En general ha sido por la contaminación del río. Está muy contaminado porque se volvió una zona turística. Comenzó hace algunas décadas, y no se tenía la precaución de ahora. Empezó a haber mucha basura, mucho comercio ilícito, muchas cosas que propiciaron que no se diera un turismo sostenible en el tiempo. Se talaron árboles para que cupieran más trajineras, que son los botes donde se transportan las personas.
Pero otra cuestión aparte de la contaminación fue la estrategia del gobierno de introducir animales, que son invasores, para que hubiera pesca, según dijeron para mejorar la calidad de vida de las personas. Pero estos peces terminaron con la vida de los peces que sí eran de ahí, de la zona, y empezaron a terminar con otra vida silvestre de ahí como los ajolotes. Eso no permitió que hubiera toda la biodiversidad que había ahí, ya solamente hay tilapias. Eso no es lo mejor para los pobladores de ahí, porque obviamente no se les consultó.
Otro factor importante para que el lugar se viera demacrado y la sociedad tuviera problemas económicos es que, en su momento, casi toda la comida que se sembraba y se vendía para la Ciudad de México provenía de ahí porque es una parte muy fértil de la ciudad. Hasta que se creó la Central de Abastos; allí llegan camiones y muchas otras verduras y frutas de otros estados de la República, y se volvió el centro para ir a comprar y surtirse, y dejaron de ir a Xochimilco. Obviamente cambió la dinámica económica y social.
Al final, atentar contra las chinampas de Xochimilco es atentar contra un valor cultural y simbólico que es histórico
Efectivamente, el valor cultural que tiene es muy importante porque, como te decía, el funcionamiento de las chinampas y la forma de vida a su alrededor es prehispánico.
¿Una vez realizado el trabajo de reforestación de los 500 ahuejotes se hicieron tareas de mantenimiento o un seguimiento correspondiente?
Sí. Se hacen actividades una vez al mes, entonces el seguimiento es constante.
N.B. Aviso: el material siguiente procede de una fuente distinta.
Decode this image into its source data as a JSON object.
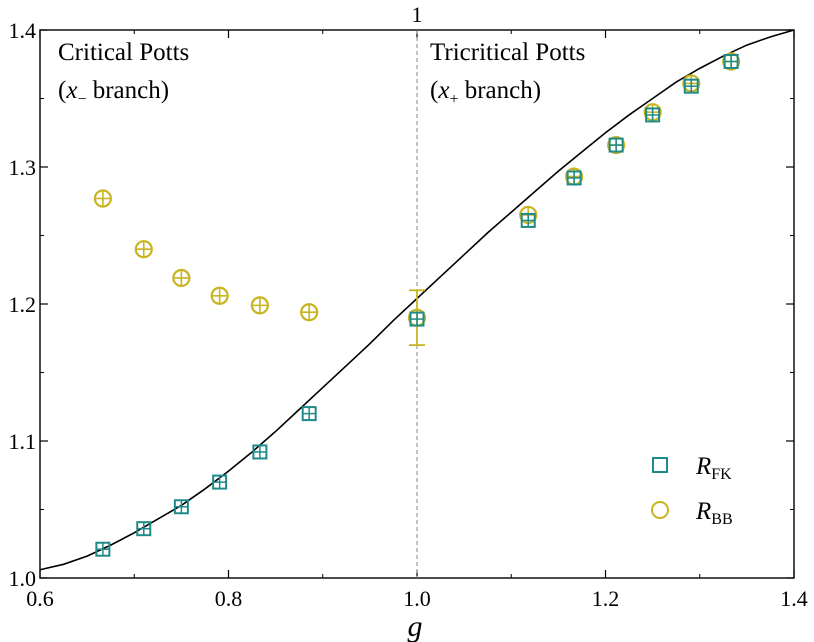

Lo que se hace es acercarse a la comunidad, preguntarles qué se necesita para el siguiente mes o para qué actividad se requieren voluntarios.

¿Qué feedback reciben de las comunidades locales luego de ese trabajo de reforestación?
A ellos les gusta que las personas conozcan cómo funcionan las chinampas. Porque es una actividad también educativa: te van explicando cómo funciona el sistema lacustre de Xochimilco y cómo funcionaba la técnica de siembra. Ellos lo que nos manifiestan siempre es la cuestión de que les gusta que haya más gente interesada en conocer cómo viven, y la importancia de mantener ese ecosistema.
También han empezado a tener nuevas actividades para generar educación ambiental. A la última que yo fui hace unos meses hicieron un campamento para que te quedaras en la noche y vieras las estrellas, hicieron como algunas actividades con kayak y cosas así, entonces eso estuvo muy bonito, es otra forma de subsistencia, de restauración, pero con un enfoque de ecoturismo.
Es hasta estratégico, porque dar conocer el ecosistema en primera persona es más fácil para generar un mayor compromiso en quienes visitan
Sí, 100%. Una de las cuestiones que te comentan es eso: “Aquí todavía se da la agricultura, todavía vendemos nuestros productos y sería bueno que los apoyen”. Entonces te dicen dónde los puedes encontrar. Por ejemplo, en la tienda UNAM, que es como un supermercado muy grande, venden todas marcas locales. Toda la fruta y verdura que venden ahí es de Xochimilco, hicieron esa conexión para que todos los agricultores de Xochimilco pudiesen vender sus productos ahí.